WASHINGTON — The Trump administration moved Tuesday to roll back an Obama administration policy that protected more than half the nation's streams from pollution but drew attacks from farmers, fossil fuel companies and property-rights groups as federal overreach.
The 2015 regulation sought to settle a debate over which waterways are covered under the Clean Water Act, which has dragged on for years and remained murky despite two Supreme Court rulings. President Donald Trump issued an executive order in February instructing the Environmental Protection Agency and the U.S. Army Corps of Engineers to rescind or revise the Obama rule, which environmentalists say is essential to protecting water for human consumption and wildlife.
In a statement, the agencies announced plans to begin the withdrawal process, describing it as an interim step. When it is completed, the agencies said, they will undergo a broader review of which waters should fall under federal jurisdiction.
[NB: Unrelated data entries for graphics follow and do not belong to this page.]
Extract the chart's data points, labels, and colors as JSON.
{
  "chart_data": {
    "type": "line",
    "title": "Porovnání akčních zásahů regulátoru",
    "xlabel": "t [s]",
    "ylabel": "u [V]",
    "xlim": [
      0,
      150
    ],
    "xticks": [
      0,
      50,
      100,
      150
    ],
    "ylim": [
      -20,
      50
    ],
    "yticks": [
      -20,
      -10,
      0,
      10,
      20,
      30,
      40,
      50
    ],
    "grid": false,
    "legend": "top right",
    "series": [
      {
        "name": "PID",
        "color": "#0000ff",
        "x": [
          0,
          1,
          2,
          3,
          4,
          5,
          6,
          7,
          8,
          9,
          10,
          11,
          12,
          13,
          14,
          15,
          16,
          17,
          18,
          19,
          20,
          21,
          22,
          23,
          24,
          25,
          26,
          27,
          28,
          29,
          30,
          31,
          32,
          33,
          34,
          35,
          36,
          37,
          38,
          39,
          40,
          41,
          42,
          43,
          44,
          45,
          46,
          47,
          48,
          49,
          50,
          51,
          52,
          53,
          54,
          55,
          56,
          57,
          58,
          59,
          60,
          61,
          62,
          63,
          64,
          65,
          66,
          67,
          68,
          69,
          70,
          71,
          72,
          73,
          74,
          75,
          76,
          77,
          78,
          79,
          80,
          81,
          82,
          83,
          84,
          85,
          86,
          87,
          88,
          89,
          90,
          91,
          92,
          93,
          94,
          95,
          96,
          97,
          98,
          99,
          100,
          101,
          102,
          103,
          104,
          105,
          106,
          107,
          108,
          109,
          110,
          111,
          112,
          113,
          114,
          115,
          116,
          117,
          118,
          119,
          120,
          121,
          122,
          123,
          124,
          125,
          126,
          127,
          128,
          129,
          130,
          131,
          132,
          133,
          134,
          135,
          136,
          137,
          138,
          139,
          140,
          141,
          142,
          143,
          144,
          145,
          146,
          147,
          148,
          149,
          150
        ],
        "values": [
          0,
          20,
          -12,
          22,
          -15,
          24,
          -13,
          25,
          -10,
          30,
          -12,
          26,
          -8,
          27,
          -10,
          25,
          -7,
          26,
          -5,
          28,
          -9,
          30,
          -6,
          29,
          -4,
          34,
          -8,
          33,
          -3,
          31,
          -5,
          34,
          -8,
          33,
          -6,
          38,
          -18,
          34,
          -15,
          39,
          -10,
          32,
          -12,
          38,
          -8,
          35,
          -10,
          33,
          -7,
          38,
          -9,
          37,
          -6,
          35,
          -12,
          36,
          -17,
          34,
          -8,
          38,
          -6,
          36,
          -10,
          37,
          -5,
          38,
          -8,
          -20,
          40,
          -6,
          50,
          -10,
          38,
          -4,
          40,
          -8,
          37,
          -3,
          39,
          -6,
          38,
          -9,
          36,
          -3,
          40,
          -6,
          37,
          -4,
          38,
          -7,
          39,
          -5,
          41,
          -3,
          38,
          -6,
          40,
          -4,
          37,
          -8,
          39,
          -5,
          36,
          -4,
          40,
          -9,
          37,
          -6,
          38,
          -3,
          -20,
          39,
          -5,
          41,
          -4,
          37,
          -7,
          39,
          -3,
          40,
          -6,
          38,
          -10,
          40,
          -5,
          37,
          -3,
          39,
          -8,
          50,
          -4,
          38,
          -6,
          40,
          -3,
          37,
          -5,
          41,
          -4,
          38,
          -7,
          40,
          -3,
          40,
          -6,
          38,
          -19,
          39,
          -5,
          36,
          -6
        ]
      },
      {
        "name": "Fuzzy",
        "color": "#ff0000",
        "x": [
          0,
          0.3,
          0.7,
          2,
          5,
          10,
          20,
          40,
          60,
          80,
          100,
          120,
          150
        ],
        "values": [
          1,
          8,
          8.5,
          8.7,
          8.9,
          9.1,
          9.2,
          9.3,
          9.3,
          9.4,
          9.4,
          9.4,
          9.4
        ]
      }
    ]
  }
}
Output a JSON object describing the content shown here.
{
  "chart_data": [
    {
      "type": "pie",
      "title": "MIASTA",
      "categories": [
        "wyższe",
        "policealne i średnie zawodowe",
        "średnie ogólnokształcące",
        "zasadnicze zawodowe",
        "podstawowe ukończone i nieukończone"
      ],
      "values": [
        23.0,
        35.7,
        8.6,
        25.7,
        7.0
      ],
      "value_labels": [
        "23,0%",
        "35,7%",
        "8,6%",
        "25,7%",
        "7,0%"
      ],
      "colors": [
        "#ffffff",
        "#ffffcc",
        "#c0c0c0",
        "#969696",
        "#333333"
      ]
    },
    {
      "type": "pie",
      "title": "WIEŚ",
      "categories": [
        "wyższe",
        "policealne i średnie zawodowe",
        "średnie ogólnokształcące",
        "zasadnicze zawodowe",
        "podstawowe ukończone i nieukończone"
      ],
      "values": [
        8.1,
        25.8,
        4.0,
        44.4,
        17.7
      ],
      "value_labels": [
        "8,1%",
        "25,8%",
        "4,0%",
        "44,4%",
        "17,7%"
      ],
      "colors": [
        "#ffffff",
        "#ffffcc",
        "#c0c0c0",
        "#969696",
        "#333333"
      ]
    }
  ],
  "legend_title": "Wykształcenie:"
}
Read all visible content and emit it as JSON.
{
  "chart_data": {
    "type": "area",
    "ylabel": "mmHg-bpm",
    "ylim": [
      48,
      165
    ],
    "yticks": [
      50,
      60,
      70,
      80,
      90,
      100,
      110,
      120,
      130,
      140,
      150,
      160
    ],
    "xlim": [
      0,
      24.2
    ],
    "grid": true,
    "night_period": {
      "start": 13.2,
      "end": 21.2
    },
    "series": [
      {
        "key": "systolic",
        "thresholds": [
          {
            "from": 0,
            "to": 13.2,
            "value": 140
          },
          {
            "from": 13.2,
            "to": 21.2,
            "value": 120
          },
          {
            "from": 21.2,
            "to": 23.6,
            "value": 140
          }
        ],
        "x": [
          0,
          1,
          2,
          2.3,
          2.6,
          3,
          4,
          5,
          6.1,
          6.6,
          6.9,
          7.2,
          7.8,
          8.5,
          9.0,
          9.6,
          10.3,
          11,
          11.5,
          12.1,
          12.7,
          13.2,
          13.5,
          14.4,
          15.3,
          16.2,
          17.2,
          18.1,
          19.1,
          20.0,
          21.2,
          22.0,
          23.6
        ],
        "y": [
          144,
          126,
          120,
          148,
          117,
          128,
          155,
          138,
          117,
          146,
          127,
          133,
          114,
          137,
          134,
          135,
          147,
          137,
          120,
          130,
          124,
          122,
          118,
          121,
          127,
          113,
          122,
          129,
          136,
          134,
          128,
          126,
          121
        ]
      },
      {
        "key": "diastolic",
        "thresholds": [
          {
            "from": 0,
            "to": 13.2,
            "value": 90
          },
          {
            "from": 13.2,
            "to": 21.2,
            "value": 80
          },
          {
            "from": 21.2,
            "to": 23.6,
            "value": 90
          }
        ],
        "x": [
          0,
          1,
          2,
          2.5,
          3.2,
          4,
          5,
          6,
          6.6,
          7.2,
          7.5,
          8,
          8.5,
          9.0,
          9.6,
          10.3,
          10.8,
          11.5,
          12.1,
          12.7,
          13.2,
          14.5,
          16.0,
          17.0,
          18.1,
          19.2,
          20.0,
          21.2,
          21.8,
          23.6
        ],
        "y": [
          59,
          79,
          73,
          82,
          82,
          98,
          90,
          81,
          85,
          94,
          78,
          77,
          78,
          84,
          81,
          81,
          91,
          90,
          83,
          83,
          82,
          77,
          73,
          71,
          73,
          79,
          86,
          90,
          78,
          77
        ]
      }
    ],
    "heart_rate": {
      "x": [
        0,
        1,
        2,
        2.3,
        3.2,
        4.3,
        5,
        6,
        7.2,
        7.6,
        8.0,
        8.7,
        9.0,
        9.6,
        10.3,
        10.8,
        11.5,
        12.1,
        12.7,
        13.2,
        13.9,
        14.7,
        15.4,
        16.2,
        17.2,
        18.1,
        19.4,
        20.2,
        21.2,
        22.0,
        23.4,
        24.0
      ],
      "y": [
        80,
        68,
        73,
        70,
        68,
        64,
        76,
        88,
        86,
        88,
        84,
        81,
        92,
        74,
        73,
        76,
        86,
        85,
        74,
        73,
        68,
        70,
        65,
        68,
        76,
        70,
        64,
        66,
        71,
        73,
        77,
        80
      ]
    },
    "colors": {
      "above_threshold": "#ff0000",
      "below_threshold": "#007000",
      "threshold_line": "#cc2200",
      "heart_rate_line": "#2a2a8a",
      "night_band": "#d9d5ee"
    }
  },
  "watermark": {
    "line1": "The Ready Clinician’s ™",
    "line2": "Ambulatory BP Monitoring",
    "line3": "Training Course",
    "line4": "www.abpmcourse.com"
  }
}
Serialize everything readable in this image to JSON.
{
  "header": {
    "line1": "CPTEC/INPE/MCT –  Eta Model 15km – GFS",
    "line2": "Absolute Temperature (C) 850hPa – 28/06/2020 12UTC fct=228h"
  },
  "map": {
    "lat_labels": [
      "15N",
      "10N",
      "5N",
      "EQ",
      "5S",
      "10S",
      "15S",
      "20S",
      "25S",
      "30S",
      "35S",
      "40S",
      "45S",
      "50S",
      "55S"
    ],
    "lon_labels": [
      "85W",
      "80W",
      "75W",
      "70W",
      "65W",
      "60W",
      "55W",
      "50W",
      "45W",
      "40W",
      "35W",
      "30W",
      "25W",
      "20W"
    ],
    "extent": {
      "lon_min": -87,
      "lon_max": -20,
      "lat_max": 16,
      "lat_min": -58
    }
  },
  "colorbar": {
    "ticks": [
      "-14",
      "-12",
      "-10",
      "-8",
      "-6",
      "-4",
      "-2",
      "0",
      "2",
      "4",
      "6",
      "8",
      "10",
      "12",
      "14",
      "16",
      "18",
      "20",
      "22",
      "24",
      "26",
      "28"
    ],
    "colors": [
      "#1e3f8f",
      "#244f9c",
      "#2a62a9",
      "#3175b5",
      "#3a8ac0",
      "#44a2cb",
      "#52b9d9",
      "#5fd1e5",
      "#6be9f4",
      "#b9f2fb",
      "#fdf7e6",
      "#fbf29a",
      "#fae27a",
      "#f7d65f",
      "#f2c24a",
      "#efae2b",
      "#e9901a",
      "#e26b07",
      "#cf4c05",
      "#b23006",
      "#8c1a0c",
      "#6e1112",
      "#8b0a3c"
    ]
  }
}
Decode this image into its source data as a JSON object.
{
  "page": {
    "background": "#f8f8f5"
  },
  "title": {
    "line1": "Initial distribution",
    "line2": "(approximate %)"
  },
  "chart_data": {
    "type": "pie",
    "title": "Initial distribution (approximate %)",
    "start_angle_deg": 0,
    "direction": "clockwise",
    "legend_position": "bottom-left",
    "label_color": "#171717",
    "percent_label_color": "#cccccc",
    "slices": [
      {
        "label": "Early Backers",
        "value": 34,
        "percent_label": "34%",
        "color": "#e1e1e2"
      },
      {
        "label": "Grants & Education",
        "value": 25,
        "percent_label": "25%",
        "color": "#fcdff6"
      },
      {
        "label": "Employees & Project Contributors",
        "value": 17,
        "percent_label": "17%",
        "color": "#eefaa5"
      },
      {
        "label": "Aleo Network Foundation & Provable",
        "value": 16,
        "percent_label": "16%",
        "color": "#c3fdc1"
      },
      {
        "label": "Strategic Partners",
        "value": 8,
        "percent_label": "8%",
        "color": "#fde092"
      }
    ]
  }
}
"We are taking significant action to return power to the states and provide regulatory certainty to our nation's farmers and businesses," EPA Administrator Scott Pruitt said, adding that the re-evaluation would be "thoughtful, transparent and collaborative with other agencies and the public."
Environmental groups denounced the move, saying it would remove drinking water safeguards for one in three Americans while jeopardizing thousands of streams that flow into larger rivers and lakes, plus wetlands that filter pollutants and soak up floodwaters.